Record di reclusi negli Istituti Penitenziari Minorili

Carceri minorili

In Italia il numero di minorenni detenuti negli Istituti Penitenziari Minorili oscilla tra 560 e 580. In ventidue mesi i giovani detenuti sono cresciuti del 48%: questo è il dato che emerge dal Dossier presentato dall’Associazione Antigone il 2 ottobre scorso.


Che la situazione di emergenza nelle carceri fosse insostenibile ce n’eravamo già accorti nel periodo Covid, quando grazie all’inchiesta di Altreconomia è emerso come la spesa per gli psicofarmaci e antipsicotici da parte degli Istituti Penitenziari Minorili (IPM) sia aumentata mediamente del 30% tra il 2021 e il 2022. Il malessere psicologico tra i minori è poi cresciuto tanto da raggiungere il picco nel 2022 con 85 suicidi accertati.

Sebbene non vi siano riscontri diretti con i dati relativi alla criminalità, a partire dall’approvazione del Decreto Caivano nel settembre 2023, c’è stato un netto aumento degli ingressi negli istituti penitenziari.

Il decreto, che aveva l’obiettivo di rafforzare la lotta alla criminalità minorile con l’inasprimento delle pene in caso di spaccio o flagranza di reato, ha invece aperto le porte del carcere per molti minori ancora in attesa di giudizio.

Stando ai dati riportati dal Dossier di Antigone, sempre nel 2023 è stata rilevata una diminuzione del 4,15% rispetto al numero di minori denunciati o arrestati.

È quindi importante sottolineare come il 65% della popolazione carceraria minorile sia infatti detenuta in misura cautelare, quindi ancora in attesa di giudizio definitivo.

Inoltre, non è possibile prendere in considerazione il tema del sovraffollamento senza considerare che il 57,7% dei reclusi sono minori stranieri non accompagnati, più facili da allontanare (in quanto privi di figure genitoriali o adulti di riferimento) e spesso collocati in strutture detentive per trasferirli lontano da contesti di devianza e microcriminalità.

In Italia sono presenti e operativi 17 IPM e tra questi 12 presentano sovraffollamento.

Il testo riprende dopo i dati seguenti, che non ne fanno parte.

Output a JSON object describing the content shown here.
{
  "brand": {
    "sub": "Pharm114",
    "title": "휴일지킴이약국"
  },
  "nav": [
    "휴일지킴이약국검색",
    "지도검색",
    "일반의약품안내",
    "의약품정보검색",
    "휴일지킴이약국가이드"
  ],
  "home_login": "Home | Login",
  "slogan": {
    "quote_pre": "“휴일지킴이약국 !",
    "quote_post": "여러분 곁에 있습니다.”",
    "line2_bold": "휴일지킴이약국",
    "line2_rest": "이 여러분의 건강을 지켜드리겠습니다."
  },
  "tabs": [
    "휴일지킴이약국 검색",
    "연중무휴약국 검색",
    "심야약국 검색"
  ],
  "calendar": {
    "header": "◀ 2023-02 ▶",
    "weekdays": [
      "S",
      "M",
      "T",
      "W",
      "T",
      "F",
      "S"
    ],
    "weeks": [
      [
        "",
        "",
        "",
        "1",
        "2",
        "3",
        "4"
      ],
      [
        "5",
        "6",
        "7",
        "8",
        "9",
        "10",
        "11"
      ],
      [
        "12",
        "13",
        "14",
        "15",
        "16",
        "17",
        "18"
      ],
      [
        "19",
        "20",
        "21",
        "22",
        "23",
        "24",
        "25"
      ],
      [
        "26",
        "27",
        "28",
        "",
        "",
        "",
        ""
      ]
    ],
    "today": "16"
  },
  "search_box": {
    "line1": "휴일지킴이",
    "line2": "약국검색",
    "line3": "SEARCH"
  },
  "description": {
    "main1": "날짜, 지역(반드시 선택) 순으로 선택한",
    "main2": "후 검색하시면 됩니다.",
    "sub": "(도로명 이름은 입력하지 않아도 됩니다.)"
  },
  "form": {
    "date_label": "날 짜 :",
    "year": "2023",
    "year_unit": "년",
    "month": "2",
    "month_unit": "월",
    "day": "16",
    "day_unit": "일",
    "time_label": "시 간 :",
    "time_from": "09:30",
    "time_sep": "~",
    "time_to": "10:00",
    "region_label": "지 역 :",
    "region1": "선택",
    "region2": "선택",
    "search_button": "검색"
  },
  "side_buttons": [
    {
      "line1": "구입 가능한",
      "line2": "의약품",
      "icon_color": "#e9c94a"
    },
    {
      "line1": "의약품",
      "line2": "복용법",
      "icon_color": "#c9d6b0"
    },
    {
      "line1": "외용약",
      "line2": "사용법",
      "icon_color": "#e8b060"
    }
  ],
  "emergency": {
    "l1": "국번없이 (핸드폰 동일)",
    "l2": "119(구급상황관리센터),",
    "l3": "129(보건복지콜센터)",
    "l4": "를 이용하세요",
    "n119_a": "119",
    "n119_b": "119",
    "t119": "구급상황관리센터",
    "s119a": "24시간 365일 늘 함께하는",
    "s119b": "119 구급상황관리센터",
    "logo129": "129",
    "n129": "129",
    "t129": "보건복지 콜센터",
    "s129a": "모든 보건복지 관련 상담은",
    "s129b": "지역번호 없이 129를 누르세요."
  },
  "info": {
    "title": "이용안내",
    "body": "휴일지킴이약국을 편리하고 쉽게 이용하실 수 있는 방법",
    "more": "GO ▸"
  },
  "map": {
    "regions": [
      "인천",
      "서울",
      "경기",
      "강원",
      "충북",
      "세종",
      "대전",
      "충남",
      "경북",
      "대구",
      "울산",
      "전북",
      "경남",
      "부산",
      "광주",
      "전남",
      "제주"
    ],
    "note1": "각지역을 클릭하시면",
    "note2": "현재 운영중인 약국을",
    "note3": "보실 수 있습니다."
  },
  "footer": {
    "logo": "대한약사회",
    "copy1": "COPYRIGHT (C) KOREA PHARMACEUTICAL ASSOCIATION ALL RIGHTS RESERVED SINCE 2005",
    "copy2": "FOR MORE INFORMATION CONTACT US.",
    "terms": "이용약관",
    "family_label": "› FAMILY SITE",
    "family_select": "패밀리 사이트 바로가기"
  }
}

La crisi del sistema penitenziario minorile ci porta a riflettere sulle falle del sistema educativo che, all’esterno del carcere, vede coinvolti tutti quegli enti che dovrebbero occuparsi di educazione, prevenzione e inclusione sociale dei minori a rischio di devianza e marginalità (famiglie, scuole, centri aggregazione giovanile, parrocchie ecc.).

Questa situazione genera inevitabilmente maggiori difficoltà nel rispondere in maniera adeguata ai bisogni educativi e rieducativi dei detenuti. Ciò si riflette sull’intera gestione del sistema penitenziario che vede, da un lato, addetti ai lavori al limite del burnout, dall’altro, una popolazione carceraria che, pur all’interno di un sistema istituzionalizzato, rischia di rivivere le stesse dinamiche disfunzionali del contesto sociale dal quale è stata espiantata.